Acordo UE–Mercosul: Um fio de esperança

 Por Jurandir Soares

Há mais de duas décadas negociado, o acordo comercial entre a União Europeia e o Mercosul voltou a expor, mais uma vez, as profundas fissuras que atravessam tanto o bloco sul-americano quanto o europeu. O recente anúncio da presidente da Comissão Europeia, Ursula von der Leyen, de que as negociações serão retomadas em 12 de janeiro reacendeu expectativas, mas também evidenciou o ceticismo de quem acompanha um processo marcado por avanços tímidos, recuos políticos e interesses econômicos conflitantes. O desacerto atual mostra que, apesar do discurso diplomático, o caminho até a assinatura definitiva permanece tortuoso.


IMPASSES


Do lado europeu, o principal obstáculo segue sendo a resistência de países com forte peso do setor agrícola, temerosos de uma abertura maior aos produtos do Mercosul, especialmente carnes e grãos. França, Áustria, Irlanda e Bélgica figuram entre os mais críticos, alegando riscos ambientais, concorrência desleal e impactos sobre pequenos produtores. A França, em particular, transformou a oposição ao acordo quase em política de Estado, pressionada por sindicatos rurais e por um debate ambiental cada vez mais sensível. Em contrapartida, há países claramente favoráveis ao tratado, como Alemanha, Espanha, Portugal, Países Baixos e Suécia, que veem no Mercosul um mercado estratégico para bens industriais, tecnologia e serviços. A Alemanha, maior economia da Europa, considera o acordo essencial para diversificar parceiros comerciais em um cenário global marcado por tensões com a China e incertezas na relação transatlântica com os Estados Unidos.


ITÁLIA


A Itália ocupa uma posição singular nesse tabuleiro. Oficialmente, Roma manifestou reservas ao acordo, alinhando-se ao discurso de proteção ao setor agrícola. No entanto, internamente, o país está longe de ser unânime. O norte industrializado, com forte presença de indústrias automobilísticas, metalúrgicas e de bens de capital, pressiona pelo avanço do tratado, enxergando no Mercosul oportunidades de exportação e investimento. Já o sul agrícola, mais dependente de subsídios e da proteção do mercado europeu, teme a concorrência direta de produtos agropecuários sul-americanos. Essa divisão regional reflete a dificuldade do governo italiano em assumir uma posição clara, tornando o país um fiel da balança capaz de influenciar o rumo das negociações.


EXPECTATIVAS


A retomada das negociações em 12 de janeiro, conforme anunciado por Ursula, é vista como uma tentativa de destravar pontos técnicos e políticos antes que o calendário eleitoral europeu complique ainda mais o cenário. As perspectivas de avanço existem, sobretudo pela pressão de setores industriais europeus e pela necessidade estratégica de fortalecer alianças comerciais em um mundo cada vez mais fragmentado.

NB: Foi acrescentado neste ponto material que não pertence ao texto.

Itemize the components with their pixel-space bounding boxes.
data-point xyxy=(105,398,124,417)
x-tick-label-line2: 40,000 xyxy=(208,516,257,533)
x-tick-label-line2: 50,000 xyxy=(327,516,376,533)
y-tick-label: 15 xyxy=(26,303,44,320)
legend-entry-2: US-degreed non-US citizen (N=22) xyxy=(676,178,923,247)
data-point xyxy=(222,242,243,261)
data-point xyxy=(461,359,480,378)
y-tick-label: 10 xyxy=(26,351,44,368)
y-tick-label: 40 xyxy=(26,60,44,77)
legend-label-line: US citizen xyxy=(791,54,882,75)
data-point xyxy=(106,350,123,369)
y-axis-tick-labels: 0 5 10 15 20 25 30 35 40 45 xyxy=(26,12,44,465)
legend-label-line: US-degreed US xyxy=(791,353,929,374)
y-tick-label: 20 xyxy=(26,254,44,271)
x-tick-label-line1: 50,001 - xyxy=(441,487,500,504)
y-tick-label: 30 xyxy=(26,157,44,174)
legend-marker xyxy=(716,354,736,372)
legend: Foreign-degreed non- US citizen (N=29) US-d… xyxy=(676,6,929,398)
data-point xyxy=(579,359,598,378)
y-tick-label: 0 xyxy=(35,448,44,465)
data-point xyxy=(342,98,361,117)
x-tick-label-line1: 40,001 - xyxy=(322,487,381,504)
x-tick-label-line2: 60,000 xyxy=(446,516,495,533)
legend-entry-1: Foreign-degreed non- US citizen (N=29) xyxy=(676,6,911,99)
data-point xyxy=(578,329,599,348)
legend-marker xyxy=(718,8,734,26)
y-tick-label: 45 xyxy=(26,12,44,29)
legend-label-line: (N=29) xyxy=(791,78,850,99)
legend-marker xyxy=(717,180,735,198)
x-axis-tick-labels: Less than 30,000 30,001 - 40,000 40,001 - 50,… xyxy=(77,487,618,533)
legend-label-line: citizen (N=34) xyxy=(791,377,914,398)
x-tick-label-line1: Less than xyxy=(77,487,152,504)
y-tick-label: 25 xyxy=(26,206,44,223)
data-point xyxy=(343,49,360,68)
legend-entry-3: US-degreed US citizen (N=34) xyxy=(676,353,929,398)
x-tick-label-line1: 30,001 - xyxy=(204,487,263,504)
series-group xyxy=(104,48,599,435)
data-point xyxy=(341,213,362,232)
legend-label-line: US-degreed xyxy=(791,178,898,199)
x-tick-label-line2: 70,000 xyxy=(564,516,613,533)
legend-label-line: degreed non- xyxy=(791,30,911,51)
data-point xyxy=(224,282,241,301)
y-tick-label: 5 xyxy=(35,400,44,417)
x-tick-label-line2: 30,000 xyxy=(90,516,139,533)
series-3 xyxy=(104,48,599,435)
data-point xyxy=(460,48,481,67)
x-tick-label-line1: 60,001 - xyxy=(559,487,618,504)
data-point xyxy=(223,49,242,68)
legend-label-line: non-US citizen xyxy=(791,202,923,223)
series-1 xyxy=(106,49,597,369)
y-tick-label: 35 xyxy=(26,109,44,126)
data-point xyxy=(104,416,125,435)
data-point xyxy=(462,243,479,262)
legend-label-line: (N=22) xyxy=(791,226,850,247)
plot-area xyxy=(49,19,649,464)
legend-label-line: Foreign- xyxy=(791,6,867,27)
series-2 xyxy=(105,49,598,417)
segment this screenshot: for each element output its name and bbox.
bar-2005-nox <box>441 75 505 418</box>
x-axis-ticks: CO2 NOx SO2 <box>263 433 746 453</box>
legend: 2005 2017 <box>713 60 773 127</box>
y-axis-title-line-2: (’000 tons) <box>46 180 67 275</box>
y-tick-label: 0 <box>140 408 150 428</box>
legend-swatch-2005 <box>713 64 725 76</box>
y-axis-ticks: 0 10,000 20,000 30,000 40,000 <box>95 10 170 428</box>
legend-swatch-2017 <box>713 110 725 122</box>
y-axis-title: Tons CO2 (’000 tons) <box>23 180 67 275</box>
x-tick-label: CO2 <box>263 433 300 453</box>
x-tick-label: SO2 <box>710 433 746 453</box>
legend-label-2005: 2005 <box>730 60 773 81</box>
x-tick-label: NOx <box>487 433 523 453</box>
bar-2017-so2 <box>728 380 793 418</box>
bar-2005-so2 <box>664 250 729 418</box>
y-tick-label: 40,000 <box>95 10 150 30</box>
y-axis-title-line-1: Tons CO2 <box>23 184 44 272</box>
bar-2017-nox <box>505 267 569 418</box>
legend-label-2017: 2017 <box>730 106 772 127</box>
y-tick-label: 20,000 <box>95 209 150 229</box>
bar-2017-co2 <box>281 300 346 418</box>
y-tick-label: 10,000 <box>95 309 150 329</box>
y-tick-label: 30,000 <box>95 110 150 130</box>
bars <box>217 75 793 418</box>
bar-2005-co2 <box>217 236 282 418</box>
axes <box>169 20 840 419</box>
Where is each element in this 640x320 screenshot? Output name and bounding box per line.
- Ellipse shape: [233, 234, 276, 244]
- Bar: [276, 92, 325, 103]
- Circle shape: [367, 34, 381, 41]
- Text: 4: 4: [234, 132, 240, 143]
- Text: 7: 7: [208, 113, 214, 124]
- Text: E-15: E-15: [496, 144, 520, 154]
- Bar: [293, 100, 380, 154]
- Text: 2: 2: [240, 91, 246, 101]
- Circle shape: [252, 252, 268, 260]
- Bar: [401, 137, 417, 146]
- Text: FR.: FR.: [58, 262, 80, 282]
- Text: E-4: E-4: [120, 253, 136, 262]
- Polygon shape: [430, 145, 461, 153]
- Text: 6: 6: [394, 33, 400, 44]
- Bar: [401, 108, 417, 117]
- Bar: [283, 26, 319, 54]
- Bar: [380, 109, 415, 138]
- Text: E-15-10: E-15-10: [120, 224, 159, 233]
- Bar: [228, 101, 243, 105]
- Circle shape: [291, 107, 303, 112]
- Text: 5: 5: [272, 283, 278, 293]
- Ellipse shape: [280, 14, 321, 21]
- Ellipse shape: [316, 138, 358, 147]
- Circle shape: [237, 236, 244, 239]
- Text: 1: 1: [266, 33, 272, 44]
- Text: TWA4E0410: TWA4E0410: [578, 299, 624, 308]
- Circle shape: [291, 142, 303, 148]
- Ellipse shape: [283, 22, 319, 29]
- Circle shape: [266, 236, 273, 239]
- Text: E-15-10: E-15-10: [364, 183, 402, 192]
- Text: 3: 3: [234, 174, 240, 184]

Ainda assim, diplomatas reconhecem que dificilmente haverá um acordo sem concessões adicionais, seja em cláusulas ambientais, seja em salvaguardas agrícolas. O risco é que o processo continue se arrastando, alimentando a percepção de que o acordo UE–Mercosul é sempre “quase iminente”, mas nunca definitivo.


FRUSTRAÇÕES


No Mercosul, a frustração é particularmente visível no discurso do presidente Lula. Durante seu mandato à frente da presidência do bloco, Lula deixou claro o desejo de assinar o acordo como um marco político e econômico de sua gestão. O adiamento sucessivo representou não apenas um revés diplomático, mas também um desgaste interno diante da expectativa criada junto ao setor produtivo brasileiro.


Esse cenário se agravou pelas desavenças públicas entre Lula e o presidente argentino, Javier Milei, especialmente em relação à postura dos Estados Unidos diante da crise na Venezuela. Enquanto Lula critica sanções e defende maior diálogo regional, Milei adota um discurso alinhado a Washington, ampliando ruídos políticos dentro do próprio Mercosul. Essas divergências enfraquecem a coesão do bloco justamente no momento em que seria necessário apresentar uma frente unida nas negociações com a Europa.


No fim das contas, o acordo UE–Mercosul segue prisioneiro de interesses nacionais, disputas internas e da geopolítica global. A retomada das conversas em janeiro pode representar um novo fôlego, mas dificilmente apagará a sensação de que, mais do que um tratado comercial, o impasse reflete a dificuldade contemporânea de conciliar integração econômica com pressões políticas e sociais cada vez mais intensas.